I went into King of Ashes expecting a gritty crime novel, but even then I was not prepared for how intense and emotionally heavy this story would become. Cosby has a way of writing violence that feels brutally real without ever losing sight of the people caught inside it, and this book is a perfect example of that balance. It is dark, unflinching and often uncomfortable, yet it is also full of heart.
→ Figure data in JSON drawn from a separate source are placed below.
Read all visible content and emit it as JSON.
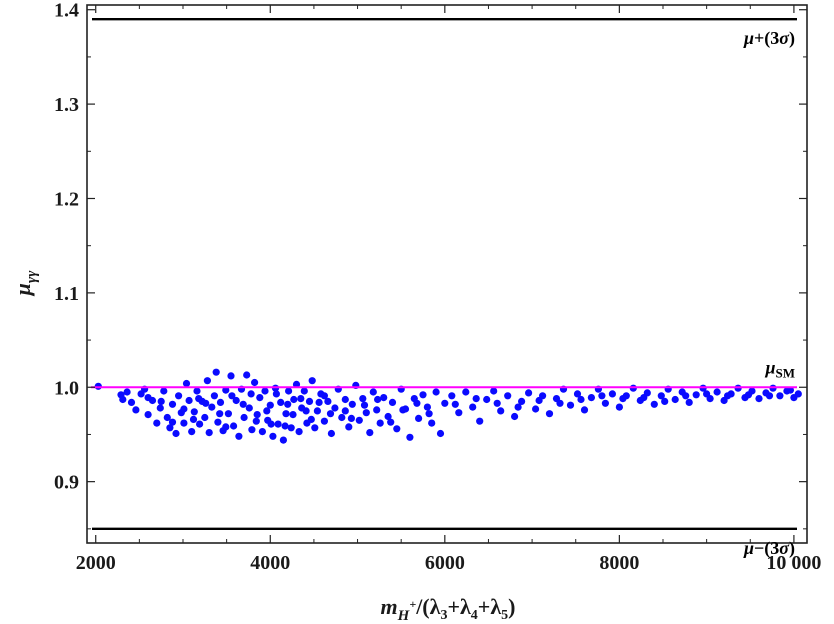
{
  "chart_data": {
    "type": "scatter",
    "title": "",
    "xlabel": "m_{H^+}/(λ3+λ4+λ5)",
    "ylabel": "μγγ",
    "xlim": [
      1900,
      10150
    ],
    "ylim": [
      0.835,
      1.405
    ],
    "x_ticks": [
      2000,
      4000,
      6000,
      8000,
      10000
    ],
    "x_tick_labels": [
      "2000",
      "4000",
      "6000",
      "8000",
      "10 000"
    ],
    "y_ticks": [
      0.9,
      1.0,
      1.1,
      1.2,
      1.3,
      1.4
    ],
    "y_tick_labels": [
      "0.9",
      "1.0",
      "1.1",
      "1.2",
      "1.3",
      "1.4"
    ],
    "grid": false,
    "colors": {
      "points": "#0a0aff",
      "sm_line": "#ff00ff",
      "bound_lines": "#000000",
      "frame": "#222222"
    },
    "reference_lines": [
      {
        "name": "upper",
        "y": 1.39,
        "label": "μ+(3σ)",
        "color": "#000000"
      },
      {
        "name": "lower",
        "y": 0.85,
        "label": "μ−(3σ)",
        "color": "#000000"
      },
      {
        "name": "sm",
        "y": 1.0,
        "label": "μSM",
        "color": "#ff00ff"
      }
    ],
    "series": [
      {
        "points": [
          [
            2030,
            1.001
          ],
          [
            2290,
            0.992
          ],
          [
            2310,
            0.987
          ],
          [
            2360,
            0.995
          ],
          [
            2410,
            0.984
          ],
          [
            2460,
            0.976
          ],
          [
            2520,
            0.993
          ],
          [
            2560,
            0.998
          ],
          [
            2600,
            0.971
          ],
          [
            2650,
            0.986
          ],
          [
            2700,
            0.962
          ],
          [
            2740,
            0.978
          ],
          [
            2780,
            0.996
          ],
          [
            2820,
            0.968
          ],
          [
            2850,
            0.957
          ],
          [
            2880,
            0.982
          ],
          [
            2920,
            0.951
          ],
          [
            2950,
            0.991
          ],
          [
            2980,
            0.973
          ],
          [
            3010,
            0.962
          ],
          [
            3040,
            1.004
          ],
          [
            3070,
            0.986
          ],
          [
            3100,
            0.953
          ],
          [
            3130,
            0.974
          ],
          [
            3160,
            0.996
          ],
          [
            3190,
            0.961
          ],
          [
            3220,
            0.985
          ],
          [
            3250,
            0.968
          ],
          [
            3280,
            1.007
          ],
          [
            3300,
            0.952
          ],
          [
            3330,
            0.979
          ],
          [
            3360,
            0.991
          ],
          [
            3380,
            1.016
          ],
          [
            3400,
            0.963
          ],
          [
            3430,
            0.984
          ],
          [
            3460,
            0.954
          ],
          [
            3490,
            0.997
          ],
          [
            3520,
            0.972
          ],
          [
            3550,
            1.012
          ],
          [
            3580,
            0.959
          ],
          [
            3610,
            0.986
          ],
          [
            3640,
            0.948
          ],
          [
            3670,
            0.998
          ],
          [
            3700,
            0.968
          ],
          [
            3730,
            1.013
          ],
          [
            3760,
            0.978
          ],
          [
            3790,
            0.955
          ],
          [
            3820,
            1.005
          ],
          [
            3850,
            0.971
          ],
          [
            3880,
            0.989
          ],
          [
            3910,
            0.953
          ],
          [
            3940,
            0.996
          ],
          [
            3970,
            0.965
          ],
          [
            4000,
            0.981
          ],
          [
            4030,
            0.948
          ],
          [
            4060,
            0.999
          ],
          [
            4090,
            0.961
          ],
          [
            4120,
            0.984
          ],
          [
            4150,
            0.944
          ],
          [
            4180,
            0.972
          ],
          [
            4210,
            0.996
          ],
          [
            4240,
            0.957
          ],
          [
            4270,
            0.987
          ],
          [
            4300,
            1.003
          ],
          [
            4330,
            0.953
          ],
          [
            4360,
            0.978
          ],
          [
            4390,
            0.996
          ],
          [
            4420,
            0.962
          ],
          [
            4450,
            0.985
          ],
          [
            4480,
            1.007
          ],
          [
            4510,
            0.957
          ],
          [
            4540,
            0.975
          ],
          [
            4580,
            0.993
          ],
          [
            4620,
            0.964
          ],
          [
            4660,
            0.985
          ],
          [
            4700,
            0.951
          ],
          [
            4740,
            0.978
          ],
          [
            4780,
            0.998
          ],
          [
            4820,
            0.968
          ],
          [
            4860,
            0.987
          ],
          [
            4900,
            0.958
          ],
          [
            4940,
            0.982
          ],
          [
            4980,
            1.002
          ],
          [
            5020,
            0.965
          ],
          [
            5060,
            0.988
          ],
          [
            5100,
            0.973
          ],
          [
            5140,
            0.952
          ],
          [
            5180,
            0.995
          ],
          [
            5220,
            0.976
          ],
          [
            5260,
            0.962
          ],
          [
            5300,
            0.989
          ],
          [
            5350,
            0.969
          ],
          [
            5400,
            0.984
          ],
          [
            5450,
            0.956
          ],
          [
            5500,
            0.998
          ],
          [
            5550,
            0.977
          ],
          [
            5600,
            0.947
          ],
          [
            5650,
            0.988
          ],
          [
            5700,
            0.967
          ],
          [
            5750,
            0.992
          ],
          [
            5800,
            0.979
          ],
          [
            5850,
            0.962
          ],
          [
            5900,
            0.995
          ],
          [
            5950,
            0.951
          ],
          [
            6000,
            0.983
          ],
          [
            6080,
            0.991
          ],
          [
            6160,
            0.973
          ],
          [
            6240,
            0.995
          ],
          [
            6320,
            0.979
          ],
          [
            6400,
            0.964
          ],
          [
            6480,
            0.987
          ],
          [
            6560,
            0.996
          ],
          [
            6640,
            0.975
          ],
          [
            6720,
            0.991
          ],
          [
            6800,
            0.969
          ],
          [
            6880,
            0.985
          ],
          [
            6960,
            0.994
          ],
          [
            7040,
            0.977
          ],
          [
            7120,
            0.991
          ],
          [
            7200,
            0.972
          ],
          [
            7280,
            0.988
          ],
          [
            7360,
            0.998
          ],
          [
            7440,
            0.981
          ],
          [
            7520,
            0.993
          ],
          [
            7600,
            0.976
          ],
          [
            7680,
            0.989
          ],
          [
            7760,
            0.998
          ],
          [
            7840,
            0.983
          ],
          [
            7920,
            0.993
          ],
          [
            8000,
            0.979
          ],
          [
            8080,
            0.991
          ],
          [
            8160,
            0.999
          ],
          [
            8240,
            0.986
          ],
          [
            8320,
            0.994
          ],
          [
            8400,
            0.982
          ],
          [
            8480,
            0.991
          ],
          [
            8560,
            0.998
          ],
          [
            8640,
            0.987
          ],
          [
            8720,
            0.995
          ],
          [
            8800,
            0.984
          ],
          [
            8880,
            0.992
          ],
          [
            8960,
            0.999
          ],
          [
            9040,
            0.988
          ],
          [
            9120,
            0.995
          ],
          [
            9200,
            0.986
          ],
          [
            9280,
            0.993
          ],
          [
            9360,
            0.999
          ],
          [
            9440,
            0.989
          ],
          [
            9520,
            0.996
          ],
          [
            9600,
            0.988
          ],
          [
            9680,
            0.994
          ],
          [
            9760,
            0.999
          ],
          [
            9840,
            0.991
          ],
          [
            9920,
            0.996
          ],
          [
            10000,
            0.989
          ],
          [
            10050,
            0.993
          ],
          [
            2600,
            0.989
          ],
          [
            2750,
            0.985
          ],
          [
            3010,
            0.977
          ],
          [
            3120,
            0.966
          ],
          [
            3260,
            0.983
          ],
          [
            3420,
            0.972
          ],
          [
            3560,
            0.991
          ],
          [
            3690,
            0.982
          ],
          [
            3840,
            0.964
          ],
          [
            3960,
            0.975
          ],
          [
            4070,
            0.993
          ],
          [
            4170,
            0.959
          ],
          [
            4260,
            0.971
          ],
          [
            4350,
            0.988
          ],
          [
            4470,
            0.966
          ],
          [
            4560,
            0.984
          ],
          [
            4690,
            0.972
          ],
          [
            4860,
            0.975
          ],
          [
            4930,
            0.967
          ],
          [
            5080,
            0.981
          ],
          [
            5230,
            0.987
          ],
          [
            5380,
            0.963
          ],
          [
            5520,
            0.976
          ],
          [
            5680,
            0.983
          ],
          [
            5820,
            0.972
          ],
          [
            6120,
            0.982
          ],
          [
            6360,
            0.988
          ],
          [
            6600,
            0.983
          ],
          [
            6840,
            0.979
          ],
          [
            7080,
            0.986
          ],
          [
            7320,
            0.983
          ],
          [
            7560,
            0.987
          ],
          [
            7800,
            0.991
          ],
          [
            8040,
            0.988
          ],
          [
            8280,
            0.989
          ],
          [
            8520,
            0.985
          ],
          [
            8760,
            0.991
          ],
          [
            9000,
            0.993
          ],
          [
            9240,
            0.991
          ],
          [
            9480,
            0.992
          ],
          [
            9720,
            0.991
          ],
          [
            9960,
            0.997
          ],
          [
            2880,
            0.963
          ],
          [
            3180,
            0.988
          ],
          [
            3490,
            0.958
          ],
          [
            3780,
            0.993
          ],
          [
            4010,
            0.961
          ],
          [
            4200,
            0.982
          ],
          [
            4410,
            0.975
          ],
          [
            4620,
            0.991
          ]
        ]
      }
    ]
  }
}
The story follows Roman, who is reluctantly called home after his father is badly injured in a car accident. He has not been back in years and would prefer to keep it that way, but his sister Neveah is struggling to run the family crematorium alone and his younger brother Dante has managed to entangle himself with a local drug gang. What begins as a tense family reunion quickly spirals into something far more dangerous. Old resentments rise to the surface, long buried secrets begin to shift, and the disappearance of their mother nineteen years earlier hangs over everything like a storm cloud.
Cosby writes family dysfunction with a raw honesty that makes every interaction feel heavy. The Carruthers siblings are shaped by grief, guilt and the absence of a mother they never got answers about. Their father’s reputation as the King of Ashes only complicates things further. The rumours surrounding him, the whispers about what really happened to their mother, and the simmering anger between the siblings all create a sense of inevitability. You can feel the pressure building long before anything explodes.
The violence in this book is extreme at times, and I found myself wincing more than once. Yet it never feels gratuitous. It reflects the world these characters inhabit and the danger they cannot escape. What kept me grounded was the humanity threaded through the brutality. Roman’s protectiveness, Neveah’s quiet suffering and even Dante’s desperate attempts to claw his way out of the mess he created all feel painfully real. Cosby’s character work is exceptional, and even the most frightening figures have depth.
The pacing is uneven, with a slower middle section, but the final act more than makes up for it. Once the pieces start falling into place, the tension becomes relentless. The ending left me sitting in silence for a moment, trying to process what I had just read.
Readers who enjoy dark crime fiction, Southern noir and stories that explore the emotional cost of violence will find a lot to appreciate here. It is not a light read, but it is a powerful one.
In the end, King of Ashes is a brutal, gripping and deeply human novel. I am already thinking about what of his to pick up next.